La polémique qui suivit, la fameuse « querelle du joual », fut déterminante : elle a servi de catalyseur à une génération d’écrivains qui, sans vouloir proposer un « système littéraire » fondé sur le parler populaire montréalais ni une nouvelle langue différente du français, a tenu à revendiquer la liberté entière du créateur. Et Gérald Godin de préciser : « Le bon français est l’avenir souhaité du Québec, mais le joual, c’est son présent. » Cependant, on s’est vite rendu compte que cette langue humiliée était devenue, sous la plume d’un Jacques Renaud dans Le cassé, un véritable blues de la dépossession et avait donné lieu, dans Les cantouques de Godin, à une poésie démaquillée, parodique et tendre.

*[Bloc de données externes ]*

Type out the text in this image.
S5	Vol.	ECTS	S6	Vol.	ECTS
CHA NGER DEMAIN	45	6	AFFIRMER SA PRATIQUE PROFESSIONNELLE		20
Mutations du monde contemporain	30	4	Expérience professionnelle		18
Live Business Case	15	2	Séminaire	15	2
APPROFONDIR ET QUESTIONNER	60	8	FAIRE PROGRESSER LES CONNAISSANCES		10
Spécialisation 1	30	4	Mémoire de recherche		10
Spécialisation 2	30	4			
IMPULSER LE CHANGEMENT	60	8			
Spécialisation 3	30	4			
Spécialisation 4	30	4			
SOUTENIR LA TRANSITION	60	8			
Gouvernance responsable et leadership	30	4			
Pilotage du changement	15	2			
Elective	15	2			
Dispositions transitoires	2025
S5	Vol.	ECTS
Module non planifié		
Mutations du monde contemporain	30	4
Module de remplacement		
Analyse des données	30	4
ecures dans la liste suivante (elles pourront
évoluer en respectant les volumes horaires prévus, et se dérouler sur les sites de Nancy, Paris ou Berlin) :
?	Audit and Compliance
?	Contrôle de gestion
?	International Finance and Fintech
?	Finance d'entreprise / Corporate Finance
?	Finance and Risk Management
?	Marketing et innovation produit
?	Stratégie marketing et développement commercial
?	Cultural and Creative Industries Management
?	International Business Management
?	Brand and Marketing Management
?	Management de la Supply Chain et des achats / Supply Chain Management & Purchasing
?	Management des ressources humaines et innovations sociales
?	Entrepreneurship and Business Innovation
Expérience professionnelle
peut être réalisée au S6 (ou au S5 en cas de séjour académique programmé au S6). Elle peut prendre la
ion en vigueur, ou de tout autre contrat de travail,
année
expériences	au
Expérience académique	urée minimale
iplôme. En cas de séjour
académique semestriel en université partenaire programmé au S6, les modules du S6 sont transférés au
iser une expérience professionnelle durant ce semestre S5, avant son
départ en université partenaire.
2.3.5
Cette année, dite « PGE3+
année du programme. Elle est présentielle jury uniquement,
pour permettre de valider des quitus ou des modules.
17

Quelques années après l’aventure de Parti pris, alors que la revue cesse ses publications, en 1968, des Belles-Soeurs en colère font leur apparition sur la scène d’un théâtre subventionné, le Rideau-Vert, et relancent la polémique. Et Tremblay d’avoir à son tour besoin de se défendre et d’expliquer. Il dit faire un théâtre de « claque sur la gueule » et du joual une arme politique, une arme linguistique, mais au second degré, sans démonstration apparente. Il avoue aussi avoir littérarisé le joual. Bien vite, le succès hors frontière vient légitimer son projet. Le critique du Monde Jacques Cellard écrit en 1973 que « la pièce est en joual comme Andromaque est en alexandrins parce qu’il faut une langue à une oeuvre et une forte langue à une oeuvre forte ».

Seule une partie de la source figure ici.